Gretel hızlıca kapının önüne gitmiş ve yeni gelen misafirlere yapmacık bir panikle şöyle demiş: “Aman Tanrım, gerçekten kandırıldınız! Efendim sizi misafir etmeyi falan düşünmüyor; o tam bir şeytan! Sizin kulaklarınızı kesmeyi planlıyor! Dikkatlice dinleyin, bunun için bıçağını tüm gücüyle biliyor! duyuyor musunuz?”.
Misafirler iyice kulaklarını açıp dinlemişler, gerçekten evden bıçak bileme sesleri geliyormuş. Böylece kurnaz aşçıya inanmışlar ve hemen panik içinde kaçmaya başlamışlar. Onlar gider gitmez, Gretel içeri girip öfkeyle şöyle demiş: “Görüyorsunuz, misafirleriniz ne kadar edepsiz! Ben tavuğu sofraya götürmek üzereydim, ama bu açgözlü misafirler tavukları elimden kaptıkları gibi kaçtılar!”

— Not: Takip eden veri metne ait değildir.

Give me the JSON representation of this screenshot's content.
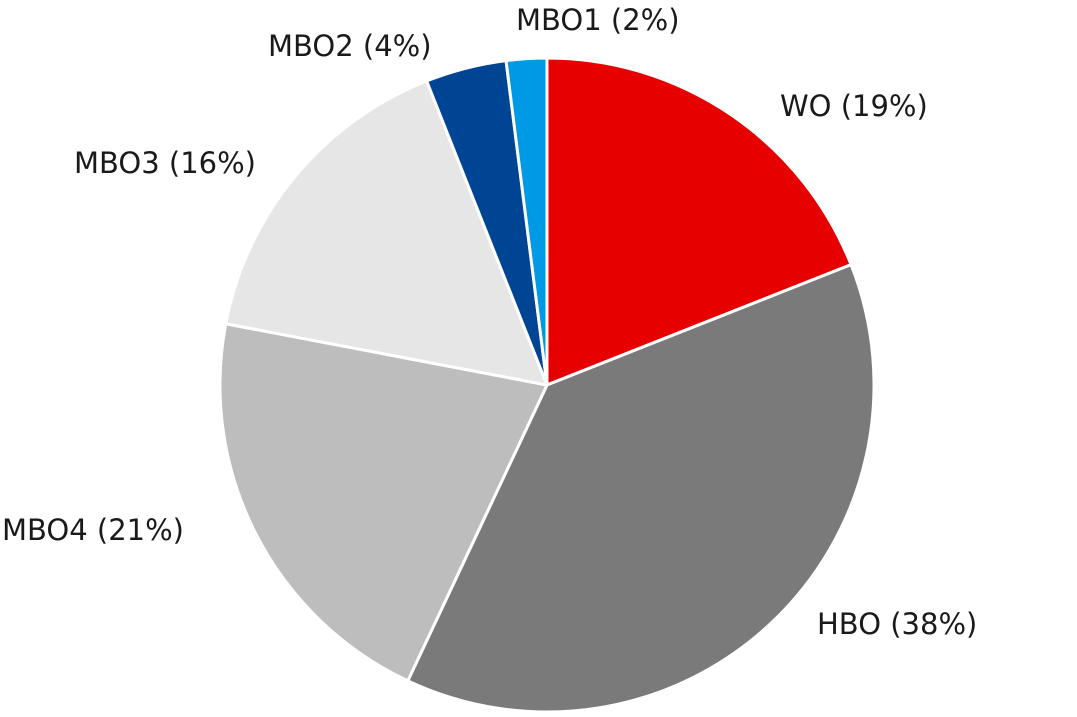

“Ne?” Efendisi aşçının sözlerini duyunca çok şaşırmış, ama aynı zamanda iki tane nefis kızarmış tavuğun böylece gitmesine üzülmüş. “Nasıl iki tanesini alırlar? Bari bir tanesini bana bıraksalardı, ben de hâlâ akşam yemeği yemedim!” diye homurdanarak bıçağını bilemeyi bırakıp dışarı doğru koşmuş ve: “Bari bir tanesini bana bırakın! Bir tanesini bana bırakın!” diye bağırmış misafirlerin arkasından.
Ama Gretel’in efendisi tavuktan bahsetmiş olsa da misafirler bunu, “bir kulağınızı bırakın” olarak anlamış ve “Aşçı kız haklıymış; bu adam tam bir şeytan!” diye düşünerek, kulaklarının güvenliği için daha hızlı kaçmaya başlamışlar ve adamın daha fazla bir şey söyleyemeden, karanlık sokaklarda kaybolmuşlar.